RCM is due to increased ventricle stiffness resulting in restricted ventricular filling either unilaterally or bilaterally. Most cases of RCM remain idiopathic; however, an increasing number of disease causing mutations have been identified and include the sarcomere subunits, such as troponin T (TNNT2, 1q32.1), troponin I (TNNI3, 19q13.42), alpha-actin (ACTC, 15q14), beta-myosin heavy chain (MYH7, 14q11.2), myopalladin (MYPN, 10q21.3), and filamin C (FLNC,7q32.1) as well as kinesin-like protein KIF20A (KIF20A, 5q31.2).

Diagnostic methods

Diagnosis is made with cardiac echocardiography supported by electrocardiogram, cardiac catheterization, and endomyocardial biopsy. Typical findings on echography include enlargement of atria, normal or reduced left ventricular end diastolic dimension and/or volume, restrictive left ventricular filling pattern, normal or near normal systolic function, and normal ventricular wall thickness.
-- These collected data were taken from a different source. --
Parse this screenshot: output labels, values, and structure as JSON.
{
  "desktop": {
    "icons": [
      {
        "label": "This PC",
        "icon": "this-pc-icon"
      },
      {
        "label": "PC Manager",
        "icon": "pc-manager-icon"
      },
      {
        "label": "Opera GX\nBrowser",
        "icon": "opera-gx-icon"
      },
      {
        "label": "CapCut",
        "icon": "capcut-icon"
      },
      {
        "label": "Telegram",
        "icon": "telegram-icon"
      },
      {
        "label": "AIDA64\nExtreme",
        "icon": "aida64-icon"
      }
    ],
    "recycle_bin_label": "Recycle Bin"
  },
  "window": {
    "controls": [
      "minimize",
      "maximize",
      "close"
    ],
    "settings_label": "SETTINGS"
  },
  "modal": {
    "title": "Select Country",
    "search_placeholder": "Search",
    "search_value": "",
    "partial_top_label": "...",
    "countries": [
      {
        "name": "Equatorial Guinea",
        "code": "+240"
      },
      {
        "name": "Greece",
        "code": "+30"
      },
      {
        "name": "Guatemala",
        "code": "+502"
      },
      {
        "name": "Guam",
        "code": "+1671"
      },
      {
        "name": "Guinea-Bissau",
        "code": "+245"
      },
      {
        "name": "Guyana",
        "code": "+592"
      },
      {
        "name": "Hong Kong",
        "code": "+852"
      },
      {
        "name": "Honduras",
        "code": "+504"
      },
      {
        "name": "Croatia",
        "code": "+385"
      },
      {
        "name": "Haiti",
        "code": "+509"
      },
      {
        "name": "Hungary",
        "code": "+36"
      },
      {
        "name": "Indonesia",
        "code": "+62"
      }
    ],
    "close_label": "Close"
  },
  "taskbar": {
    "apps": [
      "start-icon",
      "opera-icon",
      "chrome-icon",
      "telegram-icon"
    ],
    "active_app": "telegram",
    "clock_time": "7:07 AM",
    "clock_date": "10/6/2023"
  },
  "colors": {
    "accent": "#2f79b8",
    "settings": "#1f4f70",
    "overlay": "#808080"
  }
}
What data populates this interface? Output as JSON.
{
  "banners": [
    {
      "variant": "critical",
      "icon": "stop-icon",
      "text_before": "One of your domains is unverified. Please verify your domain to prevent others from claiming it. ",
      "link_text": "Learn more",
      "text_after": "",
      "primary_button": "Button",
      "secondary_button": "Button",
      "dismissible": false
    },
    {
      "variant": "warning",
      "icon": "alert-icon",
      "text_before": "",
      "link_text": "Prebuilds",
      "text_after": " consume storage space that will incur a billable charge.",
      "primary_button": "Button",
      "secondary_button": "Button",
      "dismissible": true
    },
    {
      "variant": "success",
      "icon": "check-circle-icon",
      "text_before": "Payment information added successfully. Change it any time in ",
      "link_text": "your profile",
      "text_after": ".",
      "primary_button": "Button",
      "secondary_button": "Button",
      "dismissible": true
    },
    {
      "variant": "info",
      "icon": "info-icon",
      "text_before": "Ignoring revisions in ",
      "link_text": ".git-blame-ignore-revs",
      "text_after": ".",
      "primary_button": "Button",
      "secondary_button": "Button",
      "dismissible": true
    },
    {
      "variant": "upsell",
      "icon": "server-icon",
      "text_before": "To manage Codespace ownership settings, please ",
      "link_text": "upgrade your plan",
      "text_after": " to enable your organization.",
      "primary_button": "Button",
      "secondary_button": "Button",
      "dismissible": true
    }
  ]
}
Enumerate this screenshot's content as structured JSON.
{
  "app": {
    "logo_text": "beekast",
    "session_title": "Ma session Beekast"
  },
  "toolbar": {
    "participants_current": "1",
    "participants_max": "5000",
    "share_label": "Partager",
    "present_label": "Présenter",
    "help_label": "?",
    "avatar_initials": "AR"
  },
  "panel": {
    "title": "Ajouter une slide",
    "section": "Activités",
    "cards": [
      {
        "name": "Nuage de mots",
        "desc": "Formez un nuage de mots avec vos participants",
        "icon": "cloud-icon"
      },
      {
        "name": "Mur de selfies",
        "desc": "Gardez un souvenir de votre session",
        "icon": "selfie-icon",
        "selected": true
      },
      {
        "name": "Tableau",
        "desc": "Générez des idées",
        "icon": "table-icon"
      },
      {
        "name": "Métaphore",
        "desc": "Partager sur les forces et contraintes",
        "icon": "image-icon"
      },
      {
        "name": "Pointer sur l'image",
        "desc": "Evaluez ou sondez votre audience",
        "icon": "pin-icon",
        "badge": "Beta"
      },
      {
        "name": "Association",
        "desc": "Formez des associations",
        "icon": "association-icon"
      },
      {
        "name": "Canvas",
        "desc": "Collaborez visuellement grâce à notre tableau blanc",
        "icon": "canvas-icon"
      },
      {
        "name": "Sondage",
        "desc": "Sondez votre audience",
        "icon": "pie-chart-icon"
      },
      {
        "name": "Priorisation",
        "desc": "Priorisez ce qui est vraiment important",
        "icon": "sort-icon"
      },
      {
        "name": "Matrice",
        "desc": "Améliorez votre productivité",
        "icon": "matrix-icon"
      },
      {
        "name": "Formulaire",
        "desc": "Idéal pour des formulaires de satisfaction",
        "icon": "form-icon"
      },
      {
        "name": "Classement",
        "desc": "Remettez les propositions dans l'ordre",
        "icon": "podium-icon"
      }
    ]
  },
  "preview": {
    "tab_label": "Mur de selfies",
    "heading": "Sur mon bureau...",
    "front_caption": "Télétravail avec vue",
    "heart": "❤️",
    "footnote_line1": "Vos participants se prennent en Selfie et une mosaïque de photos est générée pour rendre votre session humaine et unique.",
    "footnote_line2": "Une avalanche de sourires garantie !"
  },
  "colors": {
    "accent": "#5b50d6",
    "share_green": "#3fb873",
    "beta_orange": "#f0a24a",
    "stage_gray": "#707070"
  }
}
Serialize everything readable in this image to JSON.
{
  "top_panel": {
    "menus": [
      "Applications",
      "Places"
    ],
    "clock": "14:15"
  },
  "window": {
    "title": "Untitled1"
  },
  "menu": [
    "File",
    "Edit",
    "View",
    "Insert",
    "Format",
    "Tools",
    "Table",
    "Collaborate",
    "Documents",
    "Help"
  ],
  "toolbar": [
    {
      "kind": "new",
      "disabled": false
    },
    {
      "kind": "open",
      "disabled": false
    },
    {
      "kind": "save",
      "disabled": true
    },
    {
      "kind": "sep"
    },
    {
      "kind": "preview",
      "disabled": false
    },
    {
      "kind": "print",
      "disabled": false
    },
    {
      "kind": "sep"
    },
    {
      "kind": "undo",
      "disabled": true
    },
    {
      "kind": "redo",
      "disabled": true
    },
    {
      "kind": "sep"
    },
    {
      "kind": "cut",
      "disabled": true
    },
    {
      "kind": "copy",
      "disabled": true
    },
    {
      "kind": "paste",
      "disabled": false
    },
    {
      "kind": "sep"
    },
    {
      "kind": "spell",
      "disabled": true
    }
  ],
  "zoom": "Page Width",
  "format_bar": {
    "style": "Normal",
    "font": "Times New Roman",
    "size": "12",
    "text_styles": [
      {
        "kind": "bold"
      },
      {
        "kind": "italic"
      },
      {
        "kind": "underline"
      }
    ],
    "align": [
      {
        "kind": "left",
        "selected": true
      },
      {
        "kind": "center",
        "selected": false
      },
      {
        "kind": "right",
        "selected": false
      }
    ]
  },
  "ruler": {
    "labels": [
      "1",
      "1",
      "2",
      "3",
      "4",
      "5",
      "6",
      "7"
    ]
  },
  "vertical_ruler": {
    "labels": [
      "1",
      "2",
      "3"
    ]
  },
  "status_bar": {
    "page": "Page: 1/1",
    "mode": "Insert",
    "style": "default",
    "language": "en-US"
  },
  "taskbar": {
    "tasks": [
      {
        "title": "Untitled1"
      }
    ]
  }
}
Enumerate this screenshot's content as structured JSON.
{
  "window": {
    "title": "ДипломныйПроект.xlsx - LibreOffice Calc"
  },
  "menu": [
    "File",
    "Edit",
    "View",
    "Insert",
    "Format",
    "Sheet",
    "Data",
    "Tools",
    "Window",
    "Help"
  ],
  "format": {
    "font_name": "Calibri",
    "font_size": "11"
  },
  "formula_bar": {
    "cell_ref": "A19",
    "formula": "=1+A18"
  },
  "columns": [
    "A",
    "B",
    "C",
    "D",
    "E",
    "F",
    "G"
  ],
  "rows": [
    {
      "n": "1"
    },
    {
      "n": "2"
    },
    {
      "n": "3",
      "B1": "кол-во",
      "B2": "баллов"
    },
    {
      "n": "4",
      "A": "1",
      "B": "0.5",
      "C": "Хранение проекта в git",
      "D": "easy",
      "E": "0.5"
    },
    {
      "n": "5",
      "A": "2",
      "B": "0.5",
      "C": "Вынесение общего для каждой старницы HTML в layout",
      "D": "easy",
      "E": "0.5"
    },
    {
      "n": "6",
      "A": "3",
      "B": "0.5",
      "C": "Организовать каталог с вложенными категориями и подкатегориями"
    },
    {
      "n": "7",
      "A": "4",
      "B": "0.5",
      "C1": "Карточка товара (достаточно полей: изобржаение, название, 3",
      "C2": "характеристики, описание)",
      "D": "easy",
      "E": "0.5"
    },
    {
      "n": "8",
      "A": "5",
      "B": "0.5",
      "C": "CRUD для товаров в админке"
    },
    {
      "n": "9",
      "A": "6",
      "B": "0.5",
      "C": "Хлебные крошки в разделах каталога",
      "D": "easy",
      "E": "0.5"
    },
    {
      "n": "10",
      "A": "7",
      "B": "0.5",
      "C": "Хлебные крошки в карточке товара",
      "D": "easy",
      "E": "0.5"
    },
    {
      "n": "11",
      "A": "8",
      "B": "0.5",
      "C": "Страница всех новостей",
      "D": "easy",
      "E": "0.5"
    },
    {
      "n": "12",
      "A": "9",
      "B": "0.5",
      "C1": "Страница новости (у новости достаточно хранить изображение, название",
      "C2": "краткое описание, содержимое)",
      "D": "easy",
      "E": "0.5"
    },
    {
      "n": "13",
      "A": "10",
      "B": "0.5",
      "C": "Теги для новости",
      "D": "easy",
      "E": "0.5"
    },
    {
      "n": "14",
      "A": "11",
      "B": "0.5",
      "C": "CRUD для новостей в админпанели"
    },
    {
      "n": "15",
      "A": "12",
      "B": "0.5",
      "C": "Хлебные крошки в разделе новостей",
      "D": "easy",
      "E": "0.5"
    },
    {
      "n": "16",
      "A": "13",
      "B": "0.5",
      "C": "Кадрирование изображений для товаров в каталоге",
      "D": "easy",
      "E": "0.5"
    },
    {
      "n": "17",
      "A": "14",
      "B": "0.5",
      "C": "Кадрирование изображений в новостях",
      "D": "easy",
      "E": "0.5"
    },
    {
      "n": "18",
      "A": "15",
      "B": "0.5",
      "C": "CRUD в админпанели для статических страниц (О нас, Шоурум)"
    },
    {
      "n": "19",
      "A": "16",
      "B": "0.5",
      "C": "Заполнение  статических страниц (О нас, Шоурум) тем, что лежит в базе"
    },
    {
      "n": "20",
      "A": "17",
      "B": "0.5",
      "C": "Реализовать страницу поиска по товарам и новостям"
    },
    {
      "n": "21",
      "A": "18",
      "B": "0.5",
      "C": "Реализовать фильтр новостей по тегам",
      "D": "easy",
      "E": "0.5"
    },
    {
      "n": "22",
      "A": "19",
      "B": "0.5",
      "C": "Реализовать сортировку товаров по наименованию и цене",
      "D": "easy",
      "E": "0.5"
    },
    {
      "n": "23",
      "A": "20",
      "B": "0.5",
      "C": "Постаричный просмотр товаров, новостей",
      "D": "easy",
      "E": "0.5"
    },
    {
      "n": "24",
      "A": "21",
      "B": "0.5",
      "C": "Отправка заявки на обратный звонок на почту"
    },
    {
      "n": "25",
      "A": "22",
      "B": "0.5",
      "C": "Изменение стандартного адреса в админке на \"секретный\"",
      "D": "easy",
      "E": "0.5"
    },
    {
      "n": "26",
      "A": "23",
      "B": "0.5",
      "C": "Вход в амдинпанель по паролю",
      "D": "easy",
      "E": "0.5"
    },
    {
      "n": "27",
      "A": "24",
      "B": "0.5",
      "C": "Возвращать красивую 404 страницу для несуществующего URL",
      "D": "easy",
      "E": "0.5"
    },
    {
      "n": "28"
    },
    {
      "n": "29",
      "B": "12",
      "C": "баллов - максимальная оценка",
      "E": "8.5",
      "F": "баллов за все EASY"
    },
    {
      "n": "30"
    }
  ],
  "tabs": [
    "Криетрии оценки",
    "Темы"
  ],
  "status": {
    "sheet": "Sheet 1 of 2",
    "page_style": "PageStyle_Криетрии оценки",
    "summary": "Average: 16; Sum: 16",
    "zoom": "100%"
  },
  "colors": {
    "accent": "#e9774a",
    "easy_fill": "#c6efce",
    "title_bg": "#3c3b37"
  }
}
Thorough hemodynamic evaluation with cardiac catheterization may be required to exclude the differential diagnosis.

Differential diagnosis

Differential diagnosis includes constrictive pericarditis and infiltrative myocardial disease such as cardiac amyloidosis, and other secondary causes of restrictive myopathy such as storage disease.

Genetic counseling

For patients with known mutation, the pattern of inheritance is autosomal dominant and, therefore, there is a 50% risk of disease transmission from an affected parent to offspring. Autosomal recessive inheritance has been observed in one family. Genetic counseling should be offered to affected families, with clinical screening of asymptomatic family members.

Management and treatment

Cardiac transplant is the sole effective procedure in treating the disease. Pediatric patients should obtain preference on the waiting list due to the high risk of sudden death and to prevent the need for heart-lung transplantation. No single drug improves prognosis of RCM. Whilst diuretics are commonly used to reduce preload, excessive reduction may decrease ventricular filling. Thus, diuretics should be limited to patients presenting with symptomatic pulmonary venous congestion and/or right heart failure. ACE (angiotensin-converting enzyme) inhibitors and vasodilators are considered detrimental for the treatment of RCM. Anti-dysrhythmic therapy or implantable cardioverter defibrillators (AICD) may be an option for patients presenting with atrial fibrillation or ischemia. Pacemaker is considered in the presence of high degree atrioventricular block. Anti-coagulants reduce the risk of thromboembolic events.

Prognosis

Prognosis is usually poor, especially in pediatric patients, with 50 percent of deaths occurring within 2 years of diagnosis. For patients 10 years of age and above, the 5-year survival rate is 64 percent.